English    Türkçe    فارسی   

4
1928-1937

  • هر صباحی رو نهادی سوی گور ** ایستادی تا ضحی اندر حضور
  • Her sabah, onun mezarına yüz tutar, ta kuşluk çağına kadar huzurunda dururdu.
  • یا مثال شیخ پیشش آمدی ** یا که بی‌گفتی شکالش حل شدی
  • Ya bir şeyhin huzuruna gider gibi o mezarın başına gelir yahut da sözsüz müşkülleri hallolurdu.
  • تا یکی روزی بیامد با سعود ** گورها را برف نو پوشیده بود 1930
  • 1930.Nihayet yine bir gün kutlulukla o mezarın başına geldi... Yeni kar yağmıştı, mezarlar karla örtülmüştü.
  • توی بر تو برفها هم‌چون علم ** قبه قبه دیده و شد جانش به غم
  • Mezarın üstünde kat kat karların bayrak gibi yüceldiğini, kubbe kubbe yığıldığını görünce gamlandı.
  • بانگش آمد از حظیره‌ی شیخ حی ** ها انا ادعوک کی تسعی الی
  • O diri Şeyh’in mezarından ses geldi. Ben buradayım, bana gel diye seni çağırıp duruyorum.
  • هین بیا این سو بر آوازم شتاب ** عالم ار برفست روی از من متاب
  • Kendine gel... Sesime koş; bu yana seğirt!

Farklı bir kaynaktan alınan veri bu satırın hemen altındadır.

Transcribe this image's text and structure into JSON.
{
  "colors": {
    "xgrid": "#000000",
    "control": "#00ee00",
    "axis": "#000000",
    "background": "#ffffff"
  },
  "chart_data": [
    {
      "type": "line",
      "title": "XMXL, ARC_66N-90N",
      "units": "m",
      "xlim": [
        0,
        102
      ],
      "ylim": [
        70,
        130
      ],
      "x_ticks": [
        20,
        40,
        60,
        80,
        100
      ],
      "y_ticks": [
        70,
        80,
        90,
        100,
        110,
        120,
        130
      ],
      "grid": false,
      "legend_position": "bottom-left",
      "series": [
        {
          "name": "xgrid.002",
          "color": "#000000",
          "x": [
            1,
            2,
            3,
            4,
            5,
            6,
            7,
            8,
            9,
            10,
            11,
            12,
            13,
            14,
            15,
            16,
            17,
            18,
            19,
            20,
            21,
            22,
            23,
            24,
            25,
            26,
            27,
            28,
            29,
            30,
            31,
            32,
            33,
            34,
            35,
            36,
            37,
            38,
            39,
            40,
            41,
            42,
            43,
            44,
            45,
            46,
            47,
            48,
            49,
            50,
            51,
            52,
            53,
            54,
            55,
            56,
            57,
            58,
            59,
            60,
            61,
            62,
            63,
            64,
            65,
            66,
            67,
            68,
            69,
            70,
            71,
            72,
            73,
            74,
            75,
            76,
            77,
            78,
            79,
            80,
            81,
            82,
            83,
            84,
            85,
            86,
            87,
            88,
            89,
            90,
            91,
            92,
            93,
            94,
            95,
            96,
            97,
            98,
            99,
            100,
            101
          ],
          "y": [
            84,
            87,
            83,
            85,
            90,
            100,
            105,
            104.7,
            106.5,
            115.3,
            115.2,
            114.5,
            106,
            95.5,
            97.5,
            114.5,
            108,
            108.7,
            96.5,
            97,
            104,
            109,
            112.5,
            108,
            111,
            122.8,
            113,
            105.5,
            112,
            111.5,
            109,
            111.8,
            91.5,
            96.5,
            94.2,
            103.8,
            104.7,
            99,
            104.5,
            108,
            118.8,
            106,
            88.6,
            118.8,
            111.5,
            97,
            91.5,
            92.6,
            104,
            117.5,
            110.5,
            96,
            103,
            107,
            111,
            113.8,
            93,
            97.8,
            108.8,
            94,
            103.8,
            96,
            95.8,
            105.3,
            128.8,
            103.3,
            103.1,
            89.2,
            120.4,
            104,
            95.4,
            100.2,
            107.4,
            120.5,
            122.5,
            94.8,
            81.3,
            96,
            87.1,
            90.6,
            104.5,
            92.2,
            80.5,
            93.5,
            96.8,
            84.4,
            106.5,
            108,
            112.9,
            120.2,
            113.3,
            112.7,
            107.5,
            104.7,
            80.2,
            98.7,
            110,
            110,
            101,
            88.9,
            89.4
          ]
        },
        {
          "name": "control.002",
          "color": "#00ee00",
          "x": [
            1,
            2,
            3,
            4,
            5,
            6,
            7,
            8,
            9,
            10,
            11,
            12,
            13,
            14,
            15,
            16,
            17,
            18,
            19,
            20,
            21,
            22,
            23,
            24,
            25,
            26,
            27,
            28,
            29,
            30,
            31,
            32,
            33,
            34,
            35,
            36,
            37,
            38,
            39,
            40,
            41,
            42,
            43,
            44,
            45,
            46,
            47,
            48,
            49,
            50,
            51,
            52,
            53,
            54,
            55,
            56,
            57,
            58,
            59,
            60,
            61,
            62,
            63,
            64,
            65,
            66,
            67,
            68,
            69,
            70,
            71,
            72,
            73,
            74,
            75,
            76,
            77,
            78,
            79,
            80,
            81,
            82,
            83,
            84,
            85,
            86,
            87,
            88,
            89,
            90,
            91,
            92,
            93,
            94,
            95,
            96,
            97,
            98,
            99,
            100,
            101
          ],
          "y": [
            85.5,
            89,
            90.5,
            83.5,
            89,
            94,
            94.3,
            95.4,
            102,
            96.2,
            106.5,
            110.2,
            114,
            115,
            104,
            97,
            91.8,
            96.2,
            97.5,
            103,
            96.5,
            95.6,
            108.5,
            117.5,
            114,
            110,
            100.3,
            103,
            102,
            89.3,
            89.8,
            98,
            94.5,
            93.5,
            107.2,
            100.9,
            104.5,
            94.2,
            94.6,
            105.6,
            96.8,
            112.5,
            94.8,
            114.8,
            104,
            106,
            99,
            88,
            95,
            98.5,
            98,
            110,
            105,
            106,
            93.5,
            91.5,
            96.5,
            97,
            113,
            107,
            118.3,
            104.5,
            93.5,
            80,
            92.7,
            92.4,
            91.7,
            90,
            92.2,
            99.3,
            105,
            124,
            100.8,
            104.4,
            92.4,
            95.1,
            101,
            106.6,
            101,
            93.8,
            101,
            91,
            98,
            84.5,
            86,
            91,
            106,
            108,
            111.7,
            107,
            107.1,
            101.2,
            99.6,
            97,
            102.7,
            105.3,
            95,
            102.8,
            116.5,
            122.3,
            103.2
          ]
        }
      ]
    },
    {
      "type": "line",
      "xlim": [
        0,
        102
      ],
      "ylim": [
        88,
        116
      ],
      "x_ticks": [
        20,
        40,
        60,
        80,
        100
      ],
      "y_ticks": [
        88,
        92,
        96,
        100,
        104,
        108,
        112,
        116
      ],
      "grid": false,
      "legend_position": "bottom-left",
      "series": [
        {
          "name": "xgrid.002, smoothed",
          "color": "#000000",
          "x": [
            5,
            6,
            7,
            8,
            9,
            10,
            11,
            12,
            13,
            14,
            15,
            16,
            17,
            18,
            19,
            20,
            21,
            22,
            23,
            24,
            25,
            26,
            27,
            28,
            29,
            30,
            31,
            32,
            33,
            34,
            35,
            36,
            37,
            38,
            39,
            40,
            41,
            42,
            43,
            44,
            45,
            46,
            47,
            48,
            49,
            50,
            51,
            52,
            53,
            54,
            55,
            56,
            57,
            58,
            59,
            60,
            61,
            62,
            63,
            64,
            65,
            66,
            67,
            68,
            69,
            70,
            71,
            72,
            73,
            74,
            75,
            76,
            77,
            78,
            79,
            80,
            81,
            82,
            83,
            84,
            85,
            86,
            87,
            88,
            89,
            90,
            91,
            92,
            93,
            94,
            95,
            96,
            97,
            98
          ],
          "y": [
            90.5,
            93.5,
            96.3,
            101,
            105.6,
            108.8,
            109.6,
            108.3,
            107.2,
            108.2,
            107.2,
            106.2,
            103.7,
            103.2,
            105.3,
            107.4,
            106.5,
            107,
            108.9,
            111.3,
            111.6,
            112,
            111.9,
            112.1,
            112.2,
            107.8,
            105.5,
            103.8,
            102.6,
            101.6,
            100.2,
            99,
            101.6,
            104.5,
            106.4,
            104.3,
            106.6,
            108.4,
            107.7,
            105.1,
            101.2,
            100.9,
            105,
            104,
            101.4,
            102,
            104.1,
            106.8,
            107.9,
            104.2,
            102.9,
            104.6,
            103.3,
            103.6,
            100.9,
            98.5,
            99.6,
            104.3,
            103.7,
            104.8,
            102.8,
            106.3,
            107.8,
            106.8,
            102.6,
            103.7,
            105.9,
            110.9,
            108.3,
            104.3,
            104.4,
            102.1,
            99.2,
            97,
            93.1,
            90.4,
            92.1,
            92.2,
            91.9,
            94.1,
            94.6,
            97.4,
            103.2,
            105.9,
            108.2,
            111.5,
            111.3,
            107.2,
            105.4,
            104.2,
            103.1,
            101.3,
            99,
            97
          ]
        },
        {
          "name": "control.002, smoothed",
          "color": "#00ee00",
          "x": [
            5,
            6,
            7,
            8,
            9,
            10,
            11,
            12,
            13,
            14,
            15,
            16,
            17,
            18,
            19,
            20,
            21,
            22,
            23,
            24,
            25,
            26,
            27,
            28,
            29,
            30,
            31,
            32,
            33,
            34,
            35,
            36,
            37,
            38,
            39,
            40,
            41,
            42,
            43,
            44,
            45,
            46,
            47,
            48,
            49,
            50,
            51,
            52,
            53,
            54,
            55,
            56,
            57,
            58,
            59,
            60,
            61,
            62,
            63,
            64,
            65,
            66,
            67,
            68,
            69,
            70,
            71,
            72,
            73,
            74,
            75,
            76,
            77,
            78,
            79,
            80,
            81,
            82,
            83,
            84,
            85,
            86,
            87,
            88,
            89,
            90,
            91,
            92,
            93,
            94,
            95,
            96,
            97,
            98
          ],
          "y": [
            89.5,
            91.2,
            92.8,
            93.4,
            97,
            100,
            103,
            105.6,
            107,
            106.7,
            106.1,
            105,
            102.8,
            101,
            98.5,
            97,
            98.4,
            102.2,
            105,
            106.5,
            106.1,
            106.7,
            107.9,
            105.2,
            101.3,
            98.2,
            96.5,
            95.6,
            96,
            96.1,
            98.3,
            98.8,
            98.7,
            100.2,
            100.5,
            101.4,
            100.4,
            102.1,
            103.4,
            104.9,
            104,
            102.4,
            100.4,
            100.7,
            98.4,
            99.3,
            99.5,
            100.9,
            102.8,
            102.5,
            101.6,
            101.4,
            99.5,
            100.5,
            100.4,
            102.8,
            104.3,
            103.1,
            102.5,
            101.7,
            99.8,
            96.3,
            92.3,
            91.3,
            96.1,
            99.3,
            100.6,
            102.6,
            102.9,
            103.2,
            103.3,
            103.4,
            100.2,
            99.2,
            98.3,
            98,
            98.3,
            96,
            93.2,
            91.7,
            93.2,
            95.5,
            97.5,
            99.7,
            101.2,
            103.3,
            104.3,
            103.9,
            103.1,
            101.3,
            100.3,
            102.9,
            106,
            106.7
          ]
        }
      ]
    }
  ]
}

Âlem karla dolsa da sen, benden yüz çevirme!
  • حال او زان روز شد خوب و بدید ** آن عجایب را که اول می‌شنید
  • O gün, Ebulhasan’ın hali düzeldi... Önce duymuş olduğu şaşılacak şeyler, o gün kendisinde zuhur etti.
  • رقعه‌ی دیگر نوشتن آن غلام پیش شاه چون جواب آن رقعه‌ی اول نیافت
  • Kölenin ilk mektuba cevap gelmeyince padişaha başka bir mektup daha yazması
  • نامه‌ی دیگر نوشت آن بدگمان ** پر ز تشنیع و نفیر و پر فغان 1935
  • O kötü zanda bulunan köle kınamalarla, feryadu figanlarla dolu bir mektup daha yazdı.
  • که یکی رقعه نبشتم پیش شه ** ای عجب آنجا رسید و یافت ره
  • “Bundan önce padişaha bir mektup daha yazdım... Fakat bilmem eline değdi mi?” dedi.
  • آن دگر را خواند هم آن خوب‌خد ** هم نداد او را جواب و تن بزد
  • Güzel yüzlü padişah o mektubu da okudu; ona da cevap vermedi, seslenmedi.